[thelist] Content Management System on IIS 5

Steve Lewis slewis at macrovista.net
Fri Jun 28 03:50:01 CDT 2002

Judah McAuley wrote:

 >It didn't say "make money fast!  Dynamic content
 >will get you hot women!" etc.

But Dynamic content will make money fast and get me hot women!  That's
what you told me, Judah!


<tip author="Steve Lewis" subject="Software Development - Reuse">
There are two fundamental concepts that can help you reuse code.
Understanding these is crucual to designing code that you will be able
to reuse with minimal redesign and maximum benefit: encapsulation and
information hiding.

Encapsulation (also known as data abstraction) is a language facility
you must identify and become proficient with.  Encapsulation refers to
the bundling of data with the methods that operate on that data.  In
Java and other Object Oriented languages we do this by defining the data
structures and the methods to operate on those data scrutures and
*encapsulating* them into a class definition.  Whenever you need to work
with or retrieve data from an object of that class, there will be a
method to do it.

In web scripting languages encapsulation can be emulated.  This requires
progressively using 'include' statements to call more task-specific code
(see also the 'fusebox method' as used with ColdFusion) as your task
becomes more well-defined, and by carefull isolation of tasks.

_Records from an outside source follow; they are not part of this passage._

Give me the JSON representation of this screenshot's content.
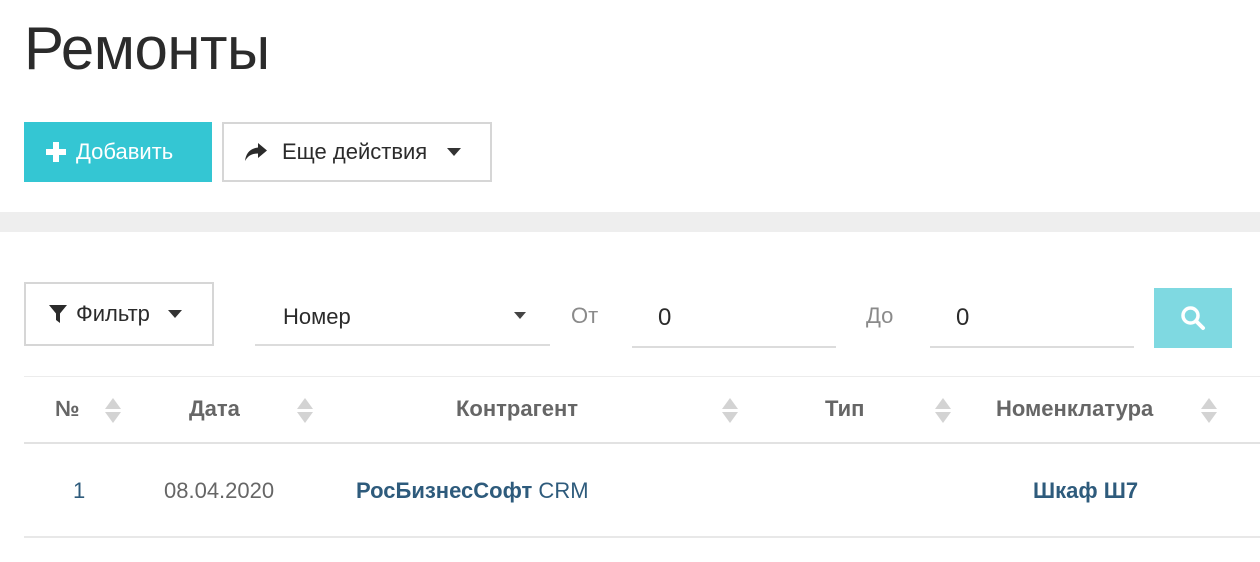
{
  "page": {
    "title": "Ремонты"
  },
  "toolbar": {
    "add_label": "Добавить",
    "more_label": "Еще действия"
  },
  "filter": {
    "button_label": "Фильтр",
    "field_select": "Номер",
    "from_label": "От",
    "from_value": "0",
    "to_label": "До",
    "to_value": "0"
  },
  "table": {
    "columns": [
      "№",
      "Дата",
      "Контрагент",
      "Тип",
      "Номенклатура"
    ],
    "rows": [
      {
        "number": "1",
        "date": "08.04.2020",
        "counterparty_bold": "РосБизнесСофт",
        "counterparty_rest": " CRM",
        "type": "",
        "nomenclature": "Шкаф Ш7"
      }
    ]
  },
  "colors": {
    "primary": "#34c6d3",
    "search_button": "#7fd9e1",
    "link": "#2e5b7c"
  },
  "icons": [
    "plus-icon",
    "share-arrow-icon",
    "chevron-down-icon",
    "filter-icon",
    "search-icon",
    "sort-icon"
  ]
}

Information hiding is a design principle.  David Parnas first introduced
the concept of information hiding around 1972 stressing the 'hiding of
critical design decisions'.  Information hiding does not in fact refer
to hiding data, but can be understood more clearly if you consider it
equivalent to careful and effective delegation of tasks.  The recurring
billing module doesn't worry about how accounts are settled.  It knows
which module to delegate that work to, and understands how to talk to it.

If you practice using encapsulation and information hiding, you are in
good shape to implement code reuse.

Here are some of the other things you need to consider:

-Documentation:  reuse requires good documentation or time will be
wasted in identification and reinterpretation.

-Choose wisely: Only invest in components that you really will reuse.
Developing a reusable component will cost approximately three times as
much as developing the same product for stand-alone use (Fred Brooks 1995).

-Quality first: If a developer tries to reuse a component finds a bug,
considerable time has been wasted.  Further, small code libraries are
used at least as heavily as large ones (Pfleeger 1994, Frankes and Fox 995).